We don’t know where the birds come from, so we will simulate some latitude and longitude data as follows. This uses a function that simulates traits along the phylogeny, so close relatives should end up with more similar latitude and longitude values. I’ve used high rates of evolution (sig2) to force the points to be spread out. Of course these values will be nonsensical for birds!

lat <- fastBM(bird.orders, sig2 = 100, bounds = c(-90, 90))
long <- fastBM(bird.orders, sig2 = 150, bounds = c(-180, 180))

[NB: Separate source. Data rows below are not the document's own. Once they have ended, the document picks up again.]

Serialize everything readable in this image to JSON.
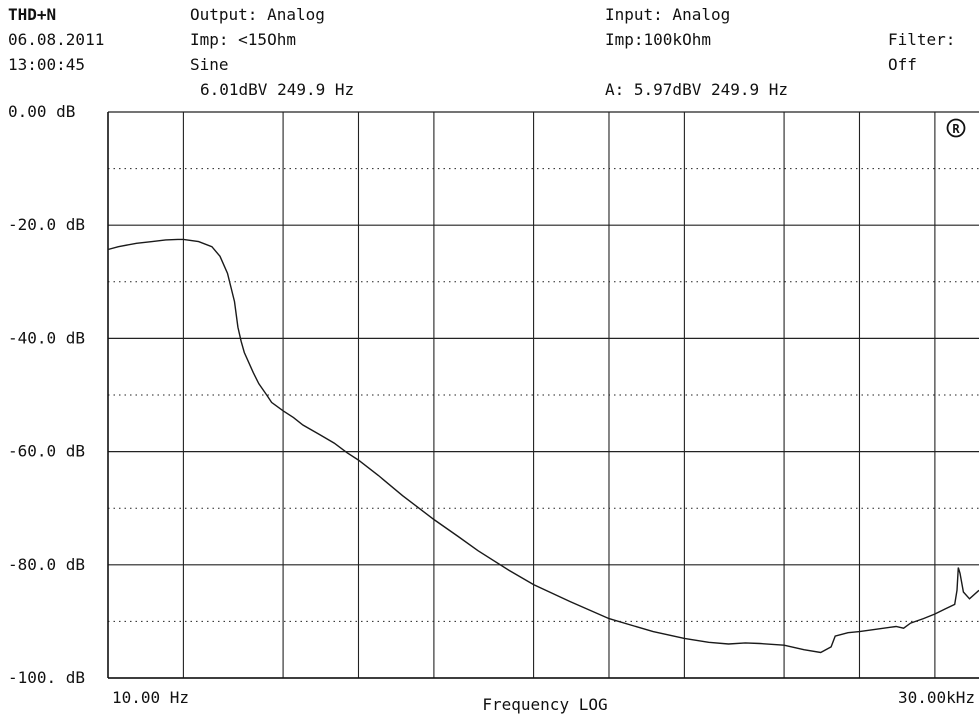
{
  "header": {
    "mode": "THD+N",
    "date": "06.08.2011",
    "time": "13:00:45",
    "output_label": "Output: Analog",
    "output_imp": "Imp: <15Ohm",
    "waveform": "Sine",
    "output_level": "6.01dBV 249.9 Hz",
    "input_label": "Input: Analog",
    "input_imp": "Imp:100kOhm",
    "input_reading": "A: 5.97dBV 249.9 Hz",
    "filter_label": "Filter:",
    "filter_value": "Off",
    "badge": "R"
  },
  "chart_data": {
    "type": "line",
    "title": "",
    "xlabel": "Frequency LOG",
    "ylabel": "",
    "x_scale": "log",
    "xlim": [
      10,
      30000
    ],
    "ylim": [
      -100,
      0
    ],
    "x_tick_labels": [
      "10.00 Hz",
      "30.00kHz"
    ],
    "y_tick_labels": [
      "0.00 dB",
      "-20.0 dB",
      "-40.0 dB",
      "-60.0 dB",
      "-80.0 dB",
      "-100. dB"
    ],
    "grid": true,
    "series": [
      {
        "points": [
          [
            10,
            -24.3
          ],
          [
            11,
            -23.8
          ],
          [
            13,
            -23.2
          ],
          [
            15,
            -22.9
          ],
          [
            17,
            -22.6
          ],
          [
            19,
            -22.5
          ],
          [
            20,
            -22.5
          ],
          [
            23,
            -22.9
          ],
          [
            26,
            -23.8
          ],
          [
            28,
            -25.5
          ],
          [
            30,
            -28.5
          ],
          [
            32,
            -33.5
          ],
          [
            33,
            -38
          ],
          [
            34,
            -40.5
          ],
          [
            35,
            -42.5
          ],
          [
            38,
            -46
          ],
          [
            40,
            -48
          ],
          [
            43,
            -50
          ],
          [
            45,
            -51.3
          ],
          [
            50,
            -52.8
          ],
          [
            55,
            -54
          ],
          [
            60,
            -55.3
          ],
          [
            70,
            -57
          ],
          [
            80,
            -58.5
          ],
          [
            90,
            -60.2
          ],
          [
            100,
            -61.5
          ],
          [
            120,
            -64.2
          ],
          [
            150,
            -67.8
          ],
          [
            200,
            -72
          ],
          [
            250,
            -75
          ],
          [
            300,
            -77.5
          ],
          [
            400,
            -81
          ],
          [
            500,
            -83.5
          ],
          [
            700,
            -86.5
          ],
          [
            1000,
            -89.5
          ],
          [
            1500,
            -91.8
          ],
          [
            2000,
            -93
          ],
          [
            2500,
            -93.7
          ],
          [
            3000,
            -94
          ],
          [
            3500,
            -93.8
          ],
          [
            4000,
            -93.9
          ],
          [
            5000,
            -94.2
          ],
          [
            6000,
            -95
          ],
          [
            7000,
            -95.5
          ],
          [
            7700,
            -94.5
          ],
          [
            8000,
            -92.6
          ],
          [
            9000,
            -92
          ],
          [
            10000,
            -91.8
          ],
          [
            12000,
            -91.3
          ],
          [
            14000,
            -90.9
          ],
          [
            15000,
            -91.2
          ],
          [
            16000,
            -90.3
          ],
          [
            18000,
            -89.5
          ],
          [
            20000,
            -88.7
          ],
          [
            22000,
            -87.8
          ],
          [
            24000,
            -87
          ],
          [
            24500,
            -84.5
          ],
          [
            24800,
            -80.5
          ],
          [
            25200,
            -81.5
          ],
          [
            26000,
            -84.8
          ],
          [
            27500,
            -86
          ],
          [
            30000,
            -84.5
          ]
        ]
      }
    ]
  }
}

Then we use the function phylo.to.map to match the locations with the world map. This produces some output in the form objective 98 etc. (I have suppressed it here).

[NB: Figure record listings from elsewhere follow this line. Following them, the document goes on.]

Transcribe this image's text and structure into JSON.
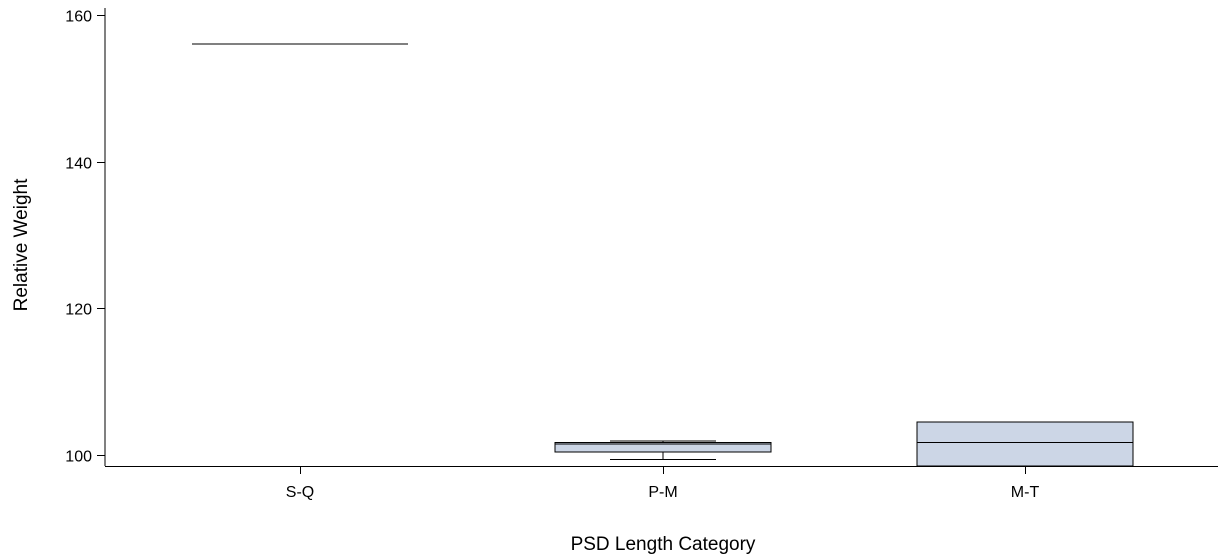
{
  "chart_data": {
    "type": "box",
    "xlabel": "PSD Length Category",
    "ylabel": "Relative Weight",
    "ylim": [
      98.5,
      161
    ],
    "yticks": [
      100,
      120,
      140,
      160
    ],
    "grid": false,
    "box_color": "#ccd6e6",
    "categories": [
      "S-Q",
      "P-M",
      "M-T"
    ],
    "boxes": [
      {
        "category": "S-Q",
        "whisker_low": 156.1,
        "q1": 156.1,
        "median": 156.1,
        "q3": 156.1,
        "whisker_high": 156.1
      },
      {
        "category": "P-M",
        "whisker_low": 99.4,
        "q1": 100.4,
        "median": 101.5,
        "q3": 101.7,
        "whisker_high": 101.9
      },
      {
        "category": "M-T",
        "whisker_low": 98.5,
        "q1": 98.5,
        "median": 101.7,
        "q3": 104.5,
        "whisker_high": 104.5
      }
    ]
  }
}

phylomap <- phylo.to.map(bird.orders, cbind(lat,long), plot = FALSE)

We can either put the phylogeny next to the map and draw lines to the places they come from using type = "phylogram"

plot(phylomap,type = "phylogram", asp = 1.3, mar = c(0.1, 0.5, 3.1, 0.1))

…or plot the phylogeny directly onto the map using type = "direct"

plot(phylomap,type = "direct", asp = 1.3, mar = c(0.1, 0.5, 3.1, 0.1))

4.6 A new package for visualising trees: ggtree

ggtree is a newly released package that works with the popular ggplot framework in R. ggplot works by adding layers of different features together. A standard ggplot includes a layer that assigns the x and y variables then can have lots of other layers of points, lines, shapes and now with ggtree phylogenies.

Unfortunately this is broken in the most recent version of R. I’ve left this in, just in case they fix it soon

To use ggtree you will have to install it, then load it using:

library(ggtree)

Let’s replicate some of the stuff we did above but using ggtree. As always choose whichever method you prefer when you’re doing this with your own data.

ggtree(fishtree) +
geom_text(aes(label=label), size = 1)

Note that the layers here are the tree, and then the tip labels. Layers are separated by +

We can also zoom in on sections like with ape.

gzoom(fishtree, grep("Gymnothorax", fishtree$tip.label))

And we can have different shapes of phylogeny, different colours and even different line types.

ggtree(fishtree, color = "steelblue")
ggtree(fishtree, layout = "circular")
ggtree(fishtree, linetype = "dotted")

ggtree is really great for highlighting sections of a tree. First look at the nodes on your tree and pick an interesting one…

ggtree(fishtree) + 
  geom_text(aes(label = node))

Then highlight and/or annotate…

ggtree(fishtree) +
geom_hilight(node = 73, fill = "steelblue", alpha = 0.6) +
geom_hilight(node = 97, fill = "darkgreen", alpha = 0.6)

This package has a huge amount of promise, but still a few bugs and weird features (it’s designed by geneticists who are used to dealing with short species labels, hence the issues getting our species names to actually fit on the plot). The help files are also currently a bit sparse and some of the vignette examples don’t work. But if you’re likely to need to do any of this kind of stuff I recommend checking out the vignette and the paper:

  • Guangchuang Yu, David Smith, Huachen Zhu, Yi Guan, Tommy Tsan-Yuk Lam. ggtree: an R package for visualization and annotation of phylogenetic trees with their covariates and other associated data. Methods in Ecology and Evolution 2016, doi:10.1111/2041-210X.12628.